Now we come to a year ago. My friend Becky saw that I was having a difficult time and felt that I needed this in my life. She invited me over for movie night which actually turned out to be “Meet the Missionaries”. I was open to learning and to asking questions, I met with them twice before they were transferred to a different area. That is when Elder White and Elder Horn entered my life. They became like sons to me. They allowed me to speak freely and without filter. They answered my questions and didn’t make me feel silly for asking. After they were transferred, along came Sister Stewart and Sister Burrows. Sister Stewart is great, but I basically adopted Sister Burrows. She’s from England and being the anglophile that I am, we hit it off immediately. Again I was able to speak openly and honestly and ask the questions I needed to ask. Once they were transferred, Sister Cluff and Sister Kush showed up. Again, I have adopted them as well. Sister Kush is from the Ukraine and she is the sweetest soul you will ever meet. She also is the only Mormon in her family. Unfortunately, Sister Kush was transferred but now Sister Loveless is here. I know that God put each and every one of these amazing young men and women into my path for a reason. Usually, during the teaching process, Missionaries will ask over and over again if you are ready to be baptized in order to truly be a part of God’s plan. Believe me, they all asked me..every…single…week. But, as I mentioned before, they allowed me to be me.
And now, we have come full circle, a year after starting my investigation into the church, I felt the light and love of God and knew that this journey was the right one for me. I called Sister Cluff and Sister Loveless and told them I was ready to be baptized. It has happened when it was supposed to happen. I know that Jesus Christ is my Savior and that God loves me and is with me every day. Do I need to go to Church every Sunday? No. Because whether I am in the house of the Lord or not, God is with me. But, I like going to church. It fills me with a spirit that I can’t quite describe. Sacrament isn’t much fun but Relief Society is a blast.

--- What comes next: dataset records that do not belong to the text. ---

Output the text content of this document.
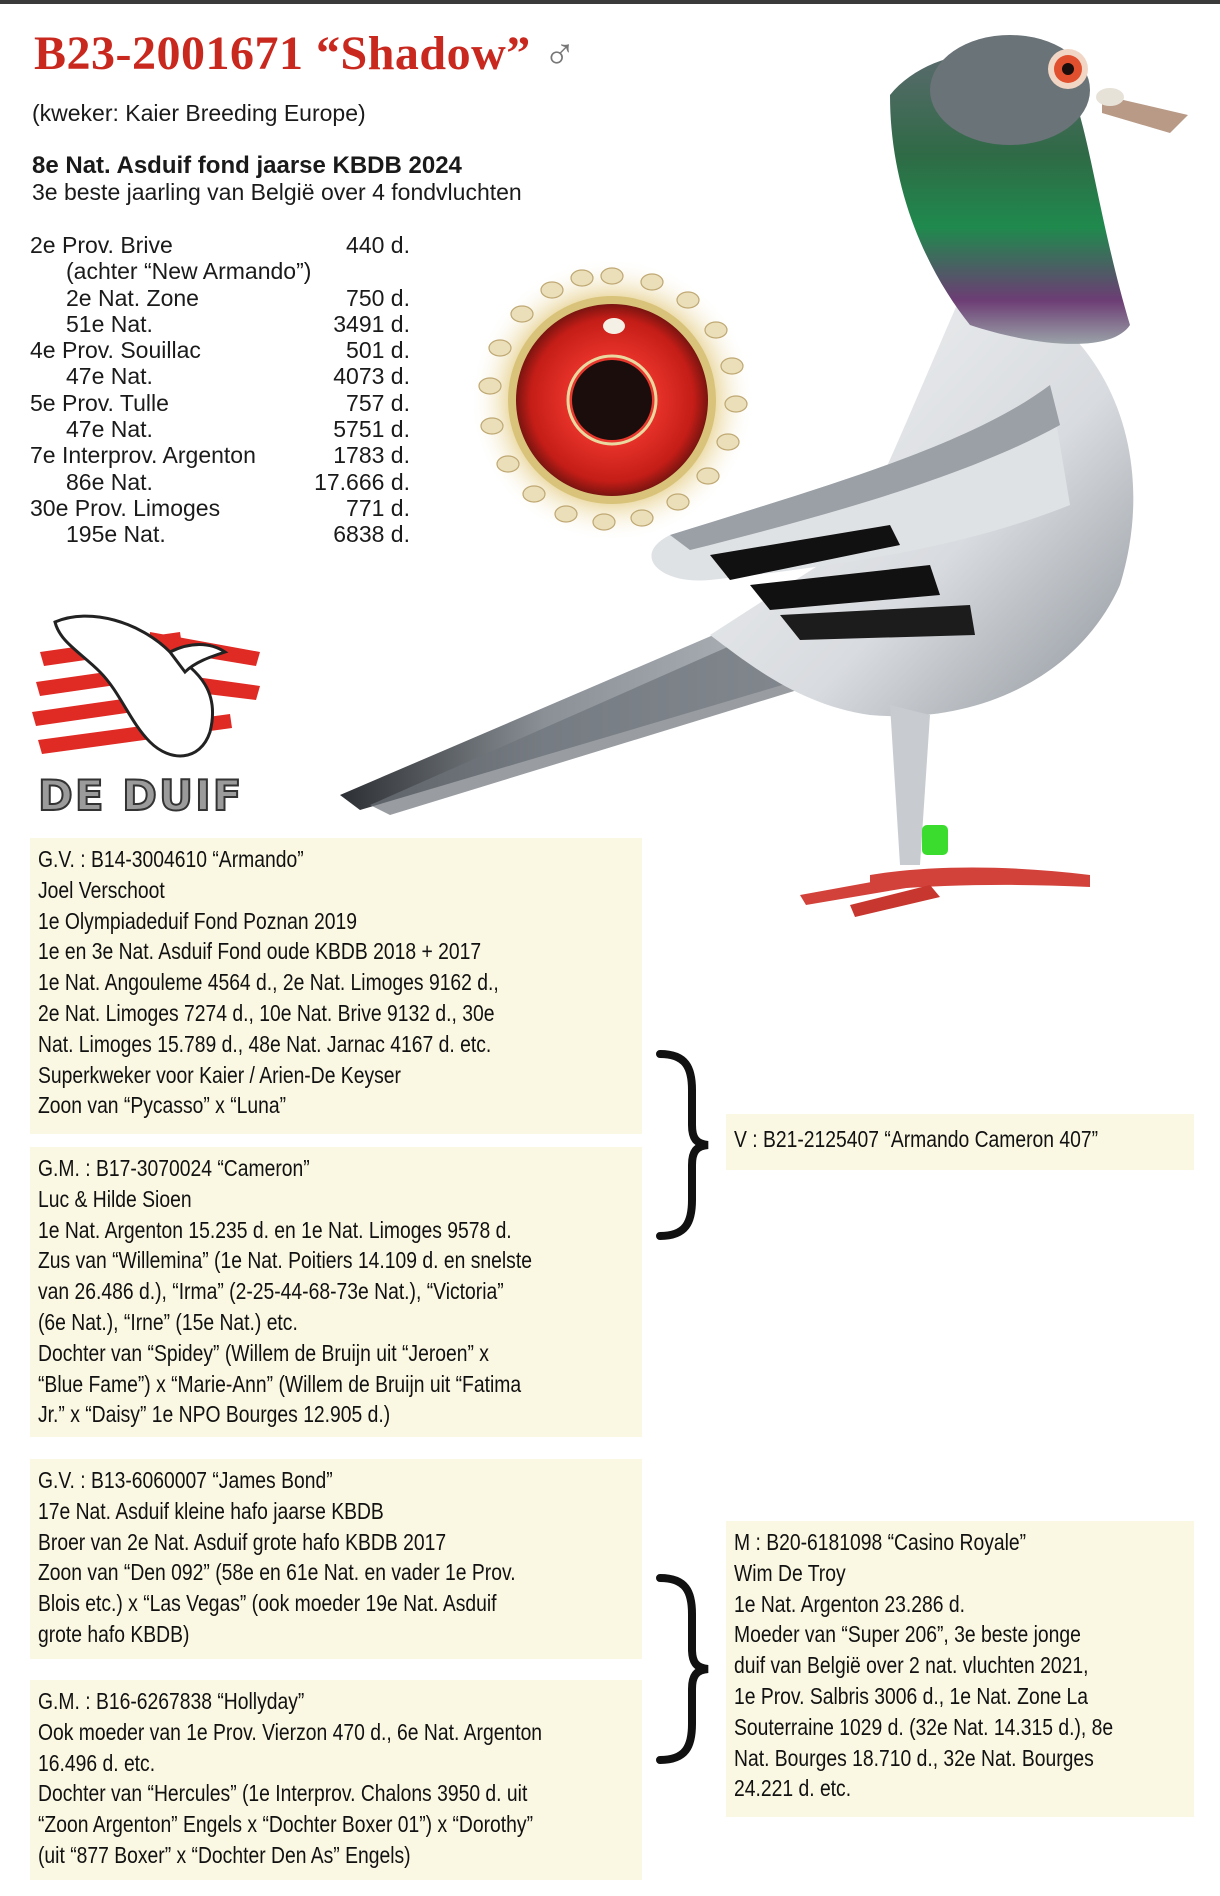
B23-2001671 “Shadow” ♂
(kweker: Kaier Breeding Europe)
8e Nat. Asduif fond jaarse KBDB 2024
3e beste jaarling van België over 4 fondvluchten
2e Prov. Brive	440 d.
(achter “New Armando”)
2e Nat. Zone	750 d.
51e Nat.	3491 d.
4e Prov. Souillac	501 d.
47e Nat.	4073 d.
5e Prov. Tulle	757 d.
47e Nat.	5751 d.
7e Interprov. Argenton	1783 d.
86e Nat.	17.666 d.
30e Prov. Limoges	771 d.
195e Nat.	6838 d.
DE DUIF
G.V. : B14-3004610 “Armando”
Joel Verschoot
1e Olympiadeduif Fond Poznan 2019
1e en 3e Nat. Asduif Fond oude KBDB 2018 + 2017
1e Nat. Angouleme 4564 d., 2e Nat. Limoges 9162 d.,
2e Nat. Limoges 7274 d., 10e Nat. Brive 9132 d., 30e
Nat. Limoges 15.789 d., 48e Nat. Jarnac 4167 d. etc.
Superkweker voor Kaier / Arien-De Keyser
Zoon van “Pycasso” x “Luna”
G.M. : B17-3070024 “Cameron”
Luc & Hilde Sioen
1e Nat. Argenton 15.235 d. en 1e Nat. Limoges 9578 d.
Zus van “Willemina” (1e Nat. Poitiers 14.109 d. en snelste
van 26.486 d.), “Irma” (2-25-44-68-73e Nat.), “Victoria”
(6e Nat.), “Irne” (15e Nat.) etc.
Dochter van “Spidey” (Willem de Bruijn uit “Jeroen” x
“Blue Fame”) x “Marie-Ann” (Willem de Bruijn uit “Fatima
Jr.” x “Daisy” 1e NPO Bourges 12.905 d.)
V : B21-2125407 “Armando Cameron 407”
G.V. : B13-6060007 “James Bond”
17e Nat. Asduif kleine hafo jaarse KBDB
Broer van 2e Nat. Asduif grote hafo KBDB 2017
Zoon van “Den 092” (58e en 61e Nat. en vader 1e Prov.
Blois etc.) x “Las Vegas” (ook moeder 19e Nat. Asduif
grote hafo KBDB)
G.M. : B16-6267838 “Hollyday”
Ook moeder van 1e Prov. Vierzon 470 d., 6e Nat. Argenton
16.496 d. etc.
Dochter van “Hercules” (1e Interprov. Chalons 3950 d. uit
“Zoon Argenton” Engels x “Dochter Boxer 01”) x “Dorothy”
(uit “877 Boxer” x “Dochter Den As” Engels)
M : B20-6181098 “Casino Royale”
Wim De Troy
1e Nat. Argenton 23.286 d.
Moeder van “Super 206”, 3e beste jonge
duif van België over 2 nat. vluchten 2021,
1e Prov. Salbris 3006 d., 1e Nat. Zone La
Souterraine 1029 d. (32e Nat. 14.315 d.), 8e
Nat. Bourges 18.710 d., 32e Nat. Bourges
24.221 d. etc.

My children are not LDS and I have already been asked if they are going to be baptized. I politely tell people that as this was my journey, they have their own journey to follow. Whether it be the path of Judaism, Catholicism, Buddhism, Wicka, it doesn’t matter. Are there things in the church that I don’t agree with? Yes. There always will be. But, I believe in the Gospel and I believe in God and that is good enough for me.